“Conscience does not reproach me for incurring my debt,” said Alton Sahib gravely, “but conscience would give me no rest if I neglected doing my utmost to pay back what I owe. I hope, when my last month’s salary comes in on Monday, to send back the last rupee to my friend; and the day on which I find myself free from debt will doubtless be one of the happiest days of my life.”
“Ah! then the Sahib will be able, after all, to lend to his servant!” exclaimed Hassan with pleasure; “the marriage of my daughter will not take place for more than a month.”
Alton Sahib felt vexed that all that he had said had had so little effect on the mind of the Christian moonshee. The young man closed the Bible and returned to his seat.
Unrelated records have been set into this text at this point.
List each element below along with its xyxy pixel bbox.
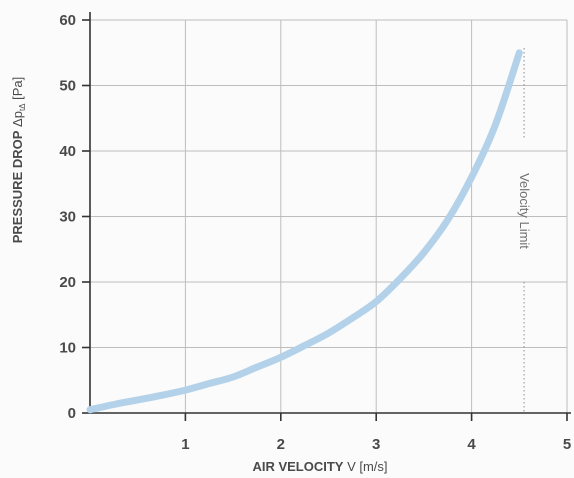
data-point-0-15 [446, 218, 449, 221]
data-point-0-18 [518, 51, 521, 54]
data-point-0-5 [208, 382, 211, 385]
data-point-0-0 [89, 408, 92, 411]
y-tick-label-20: 20 [59, 274, 76, 291]
y-tick-label-30: 30 [59, 209, 76, 226]
data-point-0-13 [399, 277, 402, 280]
data-point-0-1 [112, 403, 115, 406]
x-tick-labels: 1 2 3 4 5 [181, 436, 571, 453]
y-tick-labels: 0 10 20 30 40 50 60 [59, 12, 76, 422]
y-tick-label-0: 0 [68, 405, 76, 422]
grid [90, 19, 568, 413]
data-point-0-17 [494, 123, 497, 126]
x-axis-title: AIR VELOCITY V [m/s] [252, 459, 387, 474]
data-point-0-14 [422, 251, 425, 254]
y-axis-title: PRESSURE DROP ΔptΔ [Pa] [10, 77, 27, 244]
data-point-0-3 [160, 394, 163, 397]
data-point-0-4 [184, 389, 187, 392]
x-axis-title-main: AIR VELOCITY [252, 459, 343, 474]
y-axis-title-main: PRESSURE DROP [10, 130, 25, 243]
x-tick-label-5: 5 [563, 436, 571, 453]
y-axis-title-unit: [Pa] [10, 77, 25, 104]
data-point-0-8 [279, 356, 282, 359]
x-tick-label-1: 1 [181, 436, 189, 453]
axes [82, 12, 571, 421]
x-tick-label-3: 3 [372, 436, 380, 453]
x-tick-label-4: 4 [467, 436, 476, 453]
series-layer [86, 49, 523, 414]
data-point-0-10 [327, 332, 330, 335]
x-axis-title-unit: V [m/s] [343, 459, 387, 474]
data-point-0-16 [470, 176, 473, 179]
y-tick-label-60: 60 [59, 12, 76, 29]
data-point-0-9 [303, 344, 306, 347]
velocity-limit-label: Velocity Limit [517, 173, 532, 249]
velocity-limit-marker: Velocity Limit [517, 48, 532, 413]
y-axis-title-symbol: Δp [10, 111, 25, 131]
y-axis-title-subscript: tΔ [18, 103, 27, 111]
y-tick-label-10: 10 [59, 340, 76, 357]
data-point-0-7 [255, 366, 258, 369]
y-tick-label-50: 50 [59, 78, 76, 95]
x-tick-label-2: 2 [277, 436, 285, 453]
data-point-0-2 [136, 398, 139, 401]
data-point-0-6 [232, 375, 235, 378]
y-tick-label-40: 40 [59, 143, 76, 160]
data-point-0-12 [375, 300, 378, 303]
series-line-0 [86, 49, 523, 414]
data-point-0-11 [351, 317, 354, 320]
“Moonshee Jé,” he said, “I borrowed money from pressing necessity; you would borrow without necessity.”
Again surprise awoke in the breast of the moonshee. “Did I not tell your excellency,” he said, “that I required money for the wedding festivities of my daughter?”[23]
“And what necessity is there that those festivities should involve you in great expense, or entangle you in debt?” said Alton Sahib. “If you could be content to put aside pride and ostentation, to place simple fare before a moderate number of guests, and avoid all waste and show, your own means would suffice for the marriage expenses. Will your daughter be more happy as a wife, because her wedding-feast has made her father act in a way that befits not a Christian? Is God’s blessing on the union to be procured by disobeying God’s command? What profit is there in an expensive wedding-feast?”
“It is the dastur,”[24] observed Hassan, as if that expression were a sufficient answer to all objections.
“O my friend!” exclaimed Alton Sahib, “you who condemn the worship of idols, make not for yourself an idol of dastur. It was once the dastur in England for Sahibs who received a slight affront to call out the offender to some retired spot, that the two might shoot at each other with pistols, that so the offence, however small, might be wiped out in blood.”
“A very evil dastur,” remarked the moonshee.